/ Science / Mealworms could eat mountains of polystyrene waste

Mealworms could eat mountains of polystyrene waste

Andrea on October 9, 2015 - 12:58 pm in Science

 

mealworms
Polystyrene plastic materials like Styrofoam have provided the world with inexpensive and lightweight packaging and insulation, but they’re also remarkably resilient materials. That’s great when you’re using it, but when it’s thrown away, polystyrene can sit in a landfill unchanged for centuries. Scientists have been looking for better ways to dispose of it, and perhaps they’ve found it in the humble mealworm.Studies published by an international team of researchers have explored the ability of mealworms to eat and break down polystyrene. The worms, larvae of the darkling beetle, can eat just about anything with carbon in it. That includes polystyrene, which is a hydrocarbon polymer. To figure out how effective mealworms were at breaking down these materials, the researchers sealed 40 of them in with 6g blocks of Styrofoam to see what happened.

bacteria mealworms

By closely monitoring the conditions inside their mealworm enclosures, the scientists calculated that 48% of the carbon in the Styrofoam was released from the worms as carbon dioxide. Only a tiny sliver of it was incorporated into the worms’ bodies. About 49% of it was excreted as mealworm poop, containing broken down chunks of polymer. This took 16 days, and the worms were as healthy as those eating other foods. That’s a whole lot better than multiple centuries.

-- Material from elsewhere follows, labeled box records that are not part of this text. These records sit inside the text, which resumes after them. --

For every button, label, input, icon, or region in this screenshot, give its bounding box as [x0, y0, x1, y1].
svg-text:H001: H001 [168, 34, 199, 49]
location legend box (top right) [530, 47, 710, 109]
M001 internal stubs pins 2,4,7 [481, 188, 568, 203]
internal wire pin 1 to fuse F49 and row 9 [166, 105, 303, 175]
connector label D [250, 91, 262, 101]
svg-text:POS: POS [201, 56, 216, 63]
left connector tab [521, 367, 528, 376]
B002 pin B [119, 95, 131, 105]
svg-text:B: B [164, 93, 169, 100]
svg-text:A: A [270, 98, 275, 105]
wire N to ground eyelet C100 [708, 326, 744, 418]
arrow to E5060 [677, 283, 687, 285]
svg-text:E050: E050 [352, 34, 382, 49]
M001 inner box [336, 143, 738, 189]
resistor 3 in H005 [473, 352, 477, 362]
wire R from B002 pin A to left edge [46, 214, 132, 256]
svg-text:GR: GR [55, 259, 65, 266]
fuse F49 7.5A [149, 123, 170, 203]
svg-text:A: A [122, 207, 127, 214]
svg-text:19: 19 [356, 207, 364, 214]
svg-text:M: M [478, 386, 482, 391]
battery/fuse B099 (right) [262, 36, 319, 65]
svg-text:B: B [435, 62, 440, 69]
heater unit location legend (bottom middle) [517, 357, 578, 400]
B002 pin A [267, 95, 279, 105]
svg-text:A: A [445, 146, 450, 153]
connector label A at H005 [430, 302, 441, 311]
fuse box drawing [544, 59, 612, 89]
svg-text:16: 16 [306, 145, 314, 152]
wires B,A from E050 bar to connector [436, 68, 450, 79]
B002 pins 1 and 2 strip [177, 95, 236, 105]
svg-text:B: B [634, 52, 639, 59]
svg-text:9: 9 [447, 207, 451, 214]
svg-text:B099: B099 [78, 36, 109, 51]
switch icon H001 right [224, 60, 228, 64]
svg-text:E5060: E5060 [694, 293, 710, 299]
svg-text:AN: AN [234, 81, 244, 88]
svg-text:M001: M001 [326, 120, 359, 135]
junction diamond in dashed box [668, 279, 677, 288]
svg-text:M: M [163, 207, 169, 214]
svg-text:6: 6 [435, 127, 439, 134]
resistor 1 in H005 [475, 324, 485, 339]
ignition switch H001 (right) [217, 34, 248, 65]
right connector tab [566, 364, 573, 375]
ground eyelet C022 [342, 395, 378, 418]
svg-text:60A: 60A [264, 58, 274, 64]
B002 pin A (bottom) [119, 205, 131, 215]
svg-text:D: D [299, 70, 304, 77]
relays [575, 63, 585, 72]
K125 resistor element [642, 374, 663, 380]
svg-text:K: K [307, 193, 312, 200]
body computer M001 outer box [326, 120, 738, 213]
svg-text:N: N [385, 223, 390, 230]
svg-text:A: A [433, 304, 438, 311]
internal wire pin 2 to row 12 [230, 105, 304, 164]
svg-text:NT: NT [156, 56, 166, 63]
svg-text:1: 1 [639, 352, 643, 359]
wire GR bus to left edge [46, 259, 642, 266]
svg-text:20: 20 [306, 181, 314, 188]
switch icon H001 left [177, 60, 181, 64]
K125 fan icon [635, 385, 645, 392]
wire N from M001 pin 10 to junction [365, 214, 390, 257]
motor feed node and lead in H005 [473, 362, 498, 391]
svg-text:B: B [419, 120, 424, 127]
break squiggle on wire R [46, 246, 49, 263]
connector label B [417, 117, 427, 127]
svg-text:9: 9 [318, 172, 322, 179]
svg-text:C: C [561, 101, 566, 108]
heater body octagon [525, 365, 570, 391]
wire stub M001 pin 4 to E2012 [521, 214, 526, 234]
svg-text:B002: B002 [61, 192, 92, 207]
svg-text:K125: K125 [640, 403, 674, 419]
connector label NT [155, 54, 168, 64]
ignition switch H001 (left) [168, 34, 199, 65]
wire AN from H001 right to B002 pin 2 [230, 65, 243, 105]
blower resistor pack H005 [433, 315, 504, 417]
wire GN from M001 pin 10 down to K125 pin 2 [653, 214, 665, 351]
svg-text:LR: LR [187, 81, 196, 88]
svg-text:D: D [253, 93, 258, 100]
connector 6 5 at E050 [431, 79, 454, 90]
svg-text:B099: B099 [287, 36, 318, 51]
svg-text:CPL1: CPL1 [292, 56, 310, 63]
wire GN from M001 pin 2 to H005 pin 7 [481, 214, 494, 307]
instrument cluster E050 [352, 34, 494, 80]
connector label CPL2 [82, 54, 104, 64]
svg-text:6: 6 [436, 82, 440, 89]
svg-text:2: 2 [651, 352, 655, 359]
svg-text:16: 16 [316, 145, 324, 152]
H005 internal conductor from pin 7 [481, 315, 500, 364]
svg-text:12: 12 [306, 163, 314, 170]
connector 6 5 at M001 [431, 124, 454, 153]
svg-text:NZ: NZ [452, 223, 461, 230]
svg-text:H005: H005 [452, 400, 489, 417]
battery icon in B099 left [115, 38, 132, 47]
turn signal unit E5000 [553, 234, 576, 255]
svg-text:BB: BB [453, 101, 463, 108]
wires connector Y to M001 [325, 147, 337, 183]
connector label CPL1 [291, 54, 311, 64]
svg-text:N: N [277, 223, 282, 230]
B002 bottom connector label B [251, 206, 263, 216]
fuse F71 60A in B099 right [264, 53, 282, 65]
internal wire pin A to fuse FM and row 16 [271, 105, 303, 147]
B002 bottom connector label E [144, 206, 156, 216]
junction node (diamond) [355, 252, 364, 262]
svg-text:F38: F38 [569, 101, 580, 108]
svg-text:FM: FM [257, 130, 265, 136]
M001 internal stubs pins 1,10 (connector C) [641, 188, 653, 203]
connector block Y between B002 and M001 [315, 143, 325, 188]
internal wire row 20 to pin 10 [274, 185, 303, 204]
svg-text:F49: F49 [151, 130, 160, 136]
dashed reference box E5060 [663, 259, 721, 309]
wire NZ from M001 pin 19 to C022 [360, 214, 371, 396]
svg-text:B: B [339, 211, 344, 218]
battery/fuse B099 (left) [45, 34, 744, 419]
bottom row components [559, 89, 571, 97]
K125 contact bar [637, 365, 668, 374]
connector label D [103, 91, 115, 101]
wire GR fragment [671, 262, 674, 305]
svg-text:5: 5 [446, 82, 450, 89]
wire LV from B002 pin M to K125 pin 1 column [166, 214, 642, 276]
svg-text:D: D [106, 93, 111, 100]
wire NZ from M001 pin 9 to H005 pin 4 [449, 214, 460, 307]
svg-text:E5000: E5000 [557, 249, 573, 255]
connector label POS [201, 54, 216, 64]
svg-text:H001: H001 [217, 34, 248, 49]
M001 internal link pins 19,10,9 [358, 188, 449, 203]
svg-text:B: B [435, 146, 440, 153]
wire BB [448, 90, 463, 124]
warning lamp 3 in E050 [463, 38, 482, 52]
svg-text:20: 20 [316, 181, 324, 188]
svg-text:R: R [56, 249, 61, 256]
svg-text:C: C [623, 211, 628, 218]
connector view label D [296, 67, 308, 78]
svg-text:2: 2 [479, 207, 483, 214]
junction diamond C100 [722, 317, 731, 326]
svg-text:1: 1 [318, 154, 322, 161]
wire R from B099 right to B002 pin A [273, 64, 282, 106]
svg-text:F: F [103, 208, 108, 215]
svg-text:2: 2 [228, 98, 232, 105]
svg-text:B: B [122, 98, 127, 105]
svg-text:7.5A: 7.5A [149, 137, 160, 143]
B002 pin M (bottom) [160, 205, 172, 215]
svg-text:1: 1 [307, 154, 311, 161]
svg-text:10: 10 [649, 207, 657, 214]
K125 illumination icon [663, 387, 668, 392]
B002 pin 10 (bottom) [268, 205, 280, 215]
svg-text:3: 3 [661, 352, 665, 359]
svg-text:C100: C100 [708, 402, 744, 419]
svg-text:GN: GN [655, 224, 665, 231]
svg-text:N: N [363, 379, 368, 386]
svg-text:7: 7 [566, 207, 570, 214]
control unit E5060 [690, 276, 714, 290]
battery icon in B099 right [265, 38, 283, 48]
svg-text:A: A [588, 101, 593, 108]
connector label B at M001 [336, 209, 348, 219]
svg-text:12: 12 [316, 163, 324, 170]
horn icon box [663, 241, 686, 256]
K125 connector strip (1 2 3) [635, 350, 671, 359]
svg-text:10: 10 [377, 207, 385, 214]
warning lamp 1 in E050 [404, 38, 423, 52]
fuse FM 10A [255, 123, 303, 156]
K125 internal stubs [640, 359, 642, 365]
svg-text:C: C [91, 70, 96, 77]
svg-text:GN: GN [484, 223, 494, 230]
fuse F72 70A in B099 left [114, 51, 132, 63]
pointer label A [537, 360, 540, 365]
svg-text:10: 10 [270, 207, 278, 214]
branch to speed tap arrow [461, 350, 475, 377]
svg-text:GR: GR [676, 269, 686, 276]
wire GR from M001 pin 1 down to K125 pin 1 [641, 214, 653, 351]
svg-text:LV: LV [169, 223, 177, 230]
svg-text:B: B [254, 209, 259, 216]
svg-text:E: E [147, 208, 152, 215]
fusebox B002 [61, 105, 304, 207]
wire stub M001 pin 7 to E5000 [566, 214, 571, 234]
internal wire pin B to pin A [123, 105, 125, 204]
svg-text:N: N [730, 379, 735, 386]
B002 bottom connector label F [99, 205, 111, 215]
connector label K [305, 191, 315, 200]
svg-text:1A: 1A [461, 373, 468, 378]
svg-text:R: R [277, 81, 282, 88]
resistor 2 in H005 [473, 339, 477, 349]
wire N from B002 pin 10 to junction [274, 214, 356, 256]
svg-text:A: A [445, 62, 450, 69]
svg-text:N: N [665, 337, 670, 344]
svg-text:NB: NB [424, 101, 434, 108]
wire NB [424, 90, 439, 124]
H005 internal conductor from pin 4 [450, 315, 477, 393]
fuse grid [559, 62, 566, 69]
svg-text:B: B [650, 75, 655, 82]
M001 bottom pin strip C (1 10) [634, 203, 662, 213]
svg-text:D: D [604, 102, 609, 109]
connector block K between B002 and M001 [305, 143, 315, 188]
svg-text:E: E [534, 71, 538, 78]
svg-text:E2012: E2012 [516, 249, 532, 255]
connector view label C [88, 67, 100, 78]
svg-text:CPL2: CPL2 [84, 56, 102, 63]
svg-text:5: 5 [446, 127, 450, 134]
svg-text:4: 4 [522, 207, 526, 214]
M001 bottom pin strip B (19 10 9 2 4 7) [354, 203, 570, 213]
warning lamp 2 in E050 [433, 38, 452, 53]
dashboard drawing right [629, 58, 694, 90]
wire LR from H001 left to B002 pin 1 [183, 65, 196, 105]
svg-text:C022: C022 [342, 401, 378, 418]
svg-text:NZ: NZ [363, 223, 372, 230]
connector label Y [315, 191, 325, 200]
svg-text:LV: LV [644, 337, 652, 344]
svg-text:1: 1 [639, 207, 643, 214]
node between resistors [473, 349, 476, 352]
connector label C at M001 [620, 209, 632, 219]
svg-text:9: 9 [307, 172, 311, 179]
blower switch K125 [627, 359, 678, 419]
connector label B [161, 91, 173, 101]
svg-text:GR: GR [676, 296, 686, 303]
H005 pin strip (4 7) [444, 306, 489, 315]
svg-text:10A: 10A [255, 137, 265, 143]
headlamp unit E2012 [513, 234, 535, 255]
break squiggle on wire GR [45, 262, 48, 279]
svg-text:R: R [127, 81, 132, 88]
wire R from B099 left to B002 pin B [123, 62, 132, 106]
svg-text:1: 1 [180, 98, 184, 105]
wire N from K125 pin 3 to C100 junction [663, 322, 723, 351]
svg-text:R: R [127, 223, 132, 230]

The team speculated that the microbial environment inside the worms was the key to their ability to break down the tough polymers. Cultures of 13 bacterial strains living in the gut of mealworms were grown on a polystyrene film. One strain in particular was able to degrade the medium, a strain of Exiguobacterium (see above). However, it took a few months to see any real progress. Being in a mealworm’s gut seems to make the process much more efficient. It’s possible that improved strains of Exiguobacterium could be developed that make mealworms even more efficient at breaking down polystyrene. So, don’t just throw away that Styrofoam cup, sprinkle some mealworms on it.